I’m searching for top FTSE 100 value stocks to buy in October. Are these cheap dividend-paying shares too good to be true?
Persimmon
The investment outlook for housebuilders like Persimmon (LSE: PSN) has undoubtedly darkened this week.
The recent run on the pound means the Bank of England will likely take emergency action to support the ailing currency. Markets are now expecting interest rates to peak at around 6% next year in a worrying omen for the housing market.
I’d argue, though, that Persimmon’s fresh share price slump now reflects this landscape. Its forward price-to-earnings (P/E) ratio has dipped to a meagre 5 times.
It hasn’t all been bad news for the housebuilders recently. In last week’s ‘mini budget’ the Chancellor announced plans to raise the levels at which Stamp Duty becomes payable. Similar moves have been a huge boost to property sales in recent years.
At the same time government support for first-time buyers remains in place. The Deposit Unlock scheme allows buyers to secure a property by putting down just 5%. What’s more, an ultra-competitive mortgage market has continued to drive sales of new homes.
Persimmon’s recent share price plunge has also driven its dividend yield for 2022 to a jaw-dropping 18%. Because of this I’m considering adding to my holdings of the stock in October.
J Sainsbury
Supermarket J Sainsbury (LSE: SBRY), meanwhile, offers a chunky 6.4% dividend yield for this financial year (to March 2023).
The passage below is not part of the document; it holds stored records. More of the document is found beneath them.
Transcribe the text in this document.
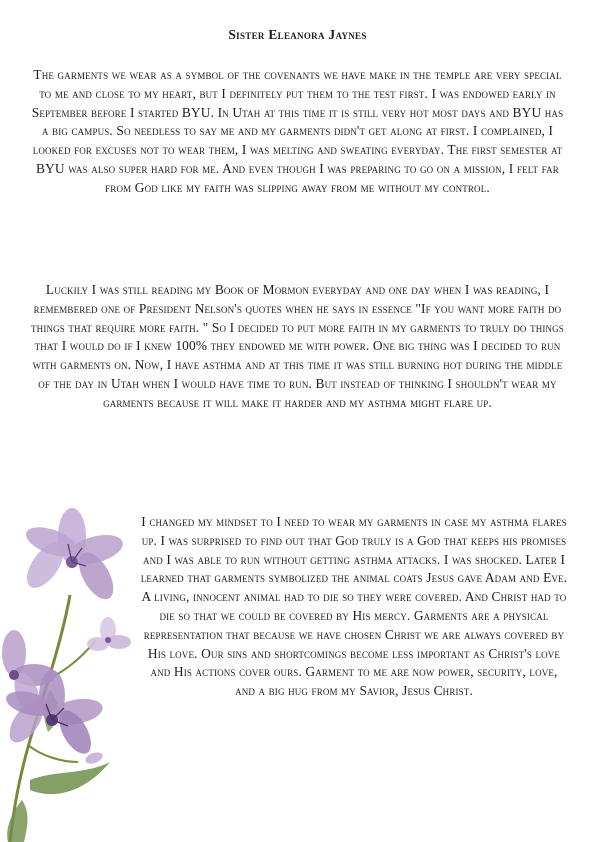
Sister Eleanora Jaynes

The garments we wear as a symbol of the covenants we have make in the temple are very special to me and close to my heart, but I definitely put them to the test first. I was endowed early in September before I started BYU. In Utah at this time it is still very hot most days and BYU has a big campus. So needless to say me and my garments didn't get along at first. I complained, I looked for excuses not to wear them, I was melting and sweating everyday. The first semester at BYU was also super hard for me. And even though I was preparing to go on a mission, I felt far from God like my faith was slipping away from me without my control.

Luckily I was still reading my Book of Mormon everyday and one day when I was reading, I remembered one of President Nelson's quotes when he says in essence "If you want more faith do things that require more faith. " So I decided to put more faith in my garments to truly do things that I would do if I knew 100% they endowed me with power. One big thing was I decided to run with garments on. Now, I have asthma and at this time it was still burning hot during the middle of the day in Utah when I would have time to run. But instead of thinking I shouldn't wear my garments because it will make it harder and my asthma might flare up.

I changed my mindset to I need to wear my garments in case my asthma flares up. I was surprised to find out that God truly is a God that keeps his promises and I was able to run without getting asthma attacks. I was shocked. Later I learned that garments symbolized the animal coats Jesus gave Adam and Eve. A living, innocent animal had to die so they were covered. And Christ had to die so that we could be covered by His mercy. Garments are a physical representation that because we have chosen Christ we are always covered by His love. Our sins and shortcomings become less important as Christ's love and His actions cover ours. Garment to me are now power, security, love, and a big hug from my Savior, Jesus Christ.
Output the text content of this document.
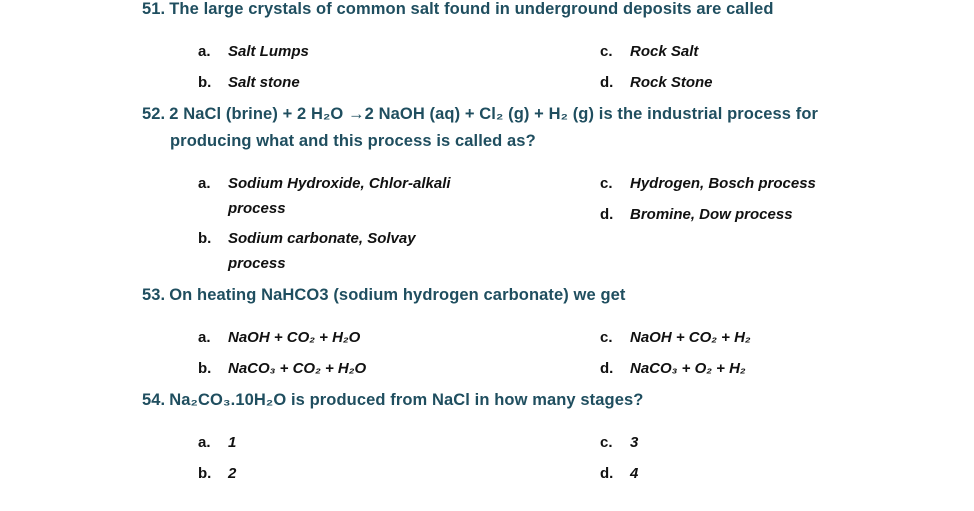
51. The large crystals of common salt found in underground deposits are called
a. Salt Lumps
b. Salt stone
c. Rock Salt
d. Rock Stone
52. 2 NaCl (brine) + 2 H₂O →2 NaOH (aq) + Cl₂ (g) + H₂ (g) is the industrial process for
producing what and this process is called as?
a. Sodium Hydroxide, Chlor-alkali
process
b. Sodium carbonate, Solvay
process
c. Hydrogen, Bosch process
d. Bromine, Dow process
53. On heating NaHCO3 (sodium hydrogen carbonate) we get
a. NaOH + CO₂ + H₂O
b. NaCO₃ + CO₂ + H₂O
c. NaOH + CO₂ + H₂
d. NaCO₃ + O₂ + H₂
54. Na₂CO₃.10H₂O is produced from NaCl in how many stages?
a. 1
b. 2
c. 3
d. 4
I like the steps the company’s taking to embrace online grocery growth. Heavy investment in recent years means Sainsbury’s can now fulfil 850,000 orders every week. This is a segment with huge upside as food shoppers steadily switch from store visits to internet clicks.
Analysts at Statista think online will account for 13.2% of all edible supermarket chain spending by 2026, up from 11.8% last year.
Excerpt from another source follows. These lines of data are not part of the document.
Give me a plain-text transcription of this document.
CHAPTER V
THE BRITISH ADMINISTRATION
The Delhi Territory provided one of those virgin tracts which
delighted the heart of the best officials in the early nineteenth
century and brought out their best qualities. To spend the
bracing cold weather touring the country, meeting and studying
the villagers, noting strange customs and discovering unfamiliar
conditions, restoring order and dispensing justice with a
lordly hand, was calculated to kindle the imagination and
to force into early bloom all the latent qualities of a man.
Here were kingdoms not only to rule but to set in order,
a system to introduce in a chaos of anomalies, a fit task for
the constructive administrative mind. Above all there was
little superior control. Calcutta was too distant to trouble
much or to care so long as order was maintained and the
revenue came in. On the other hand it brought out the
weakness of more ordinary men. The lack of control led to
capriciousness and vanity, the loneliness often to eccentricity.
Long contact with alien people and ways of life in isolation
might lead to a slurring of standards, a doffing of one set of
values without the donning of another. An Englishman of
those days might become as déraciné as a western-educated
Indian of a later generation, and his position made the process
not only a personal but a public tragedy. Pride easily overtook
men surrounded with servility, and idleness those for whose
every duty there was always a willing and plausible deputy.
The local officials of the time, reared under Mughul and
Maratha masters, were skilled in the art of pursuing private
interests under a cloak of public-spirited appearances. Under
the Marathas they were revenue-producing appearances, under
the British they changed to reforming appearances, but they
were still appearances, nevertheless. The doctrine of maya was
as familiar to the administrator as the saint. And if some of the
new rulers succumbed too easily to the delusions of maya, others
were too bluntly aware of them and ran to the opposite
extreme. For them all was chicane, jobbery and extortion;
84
However, this isn’t enough to tempt me to buy Sainsbury’s shares today. The country’s food retailers are enduring a double whammy of soaring cost inflation and sinking consumer spending power. This is putting already-weak profit margins under increasing pressure (J Sainsbury’s own underlying operating margin sat at just 3.4% in the last financial year).
Established operators like this have a choice. They can slash prices at the expense of margins. Or they can watch their customers flock to budget chains. Aldi chief Giles Hurley just told BBC News that the chain has added 1.5m customers in 12 weeks amid the worsening cost-of-living crisis.
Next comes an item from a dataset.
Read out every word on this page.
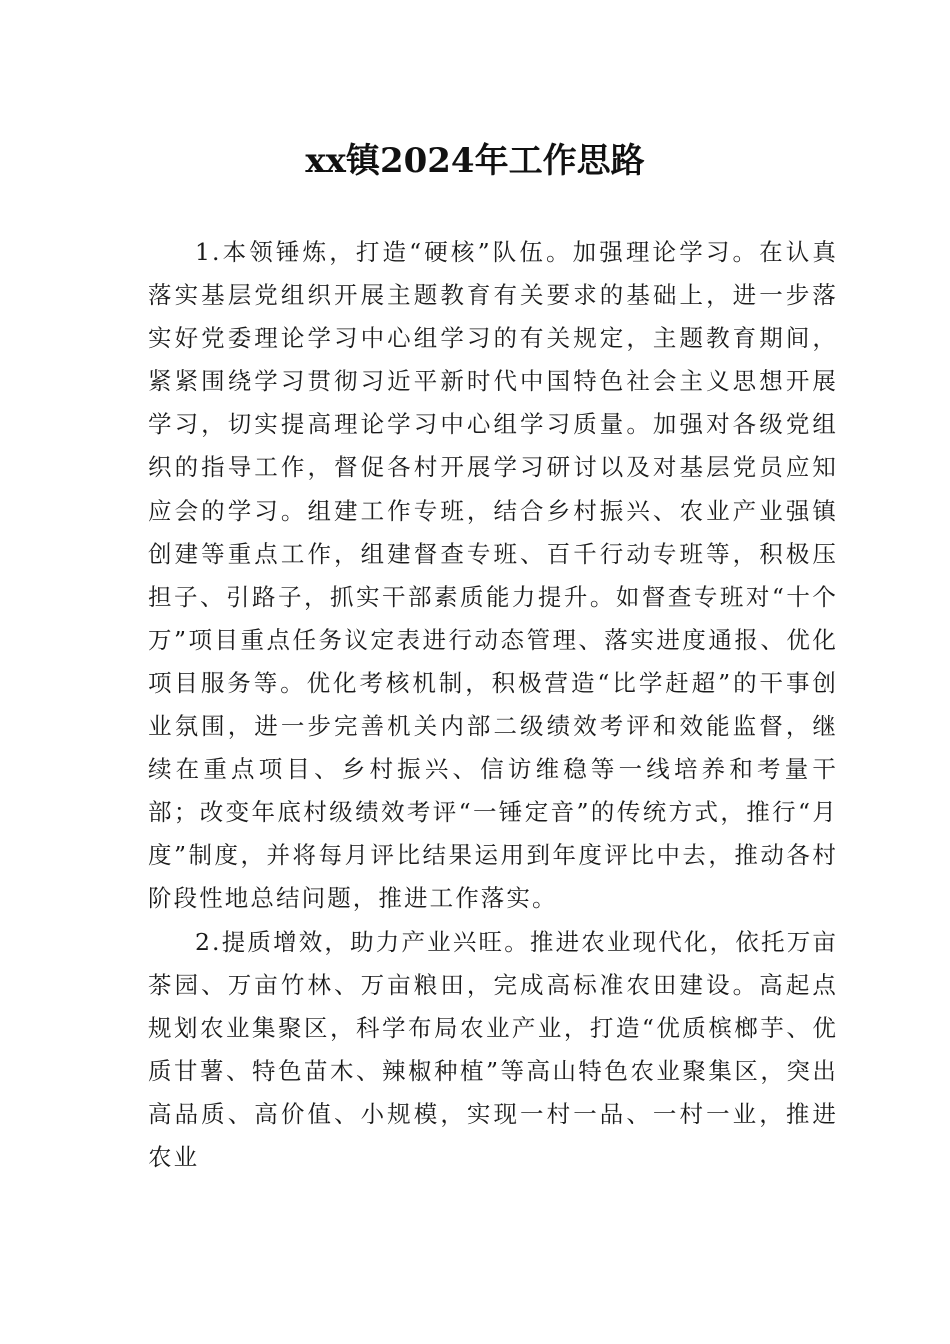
xx镇2024年工作思路

1.本领锤炼，打造“硬核”队伍。加强理论学习。在认真落实基层党组织开展主题教育有关要求的基础上，进一步落实好党委理论学习中心组学习的有关规定，主题教育期间，紧紧围绕学习贯彻习近平新时代中国特色社会主义思想开展学习，切实提高理论学习中心组学习质量。加强对各级党组织的指导工作，督促各村开展学习研讨以及对基层党员应知应会的学习。组建工作专班，结合乡村振兴、农业产业强镇创建等重点工作，组建督查专班、百千行动专班等，积极压担子、引路子，抓实干部素质能力提升。如督查专班对“十个万”项目重点任务议定表进行动态管理、落实进度通报、优化项目服务等。优化考核机制，积极营造“比学赶超”的干事创业氛围，进一步完善机关内部二级绩效考评和效能监督，继续在重点项目、乡村振兴、信访维稳等一线培养和考量干部；改变年底村级绩效考评“一锤定音”的传统方式，推行“月度”制度，并将每月评比结果运用到年度评比中去，推动各村阶段性地总结问题，推进工作落实。

2.提质增效，助力产业兴旺。推进农业现代化，依托万亩茶园、万亩竹林、万亩粮田，完成高标准农田建设。高起点规划农业集聚区，科学布局农业产业，打造“优质槟榔芋、优质甘薯、特色苗木、辣椒种植”等高山特色农业聚集区，突出高品质、高价值、小规模，实现一村一品、一村一业，推进农业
City analysts think earnings at Sainsbury’s will fall 16% year on year in financial 2023. But I think they could come in well below forecast as headwinds intensify. And I think profits could stay under pressure over the long term as competition steps increases online and in the physical world.
I’m happy to avoid this FTSE 100 stock, despite its huge dividend yield and low P/E ratio of 9.3 times.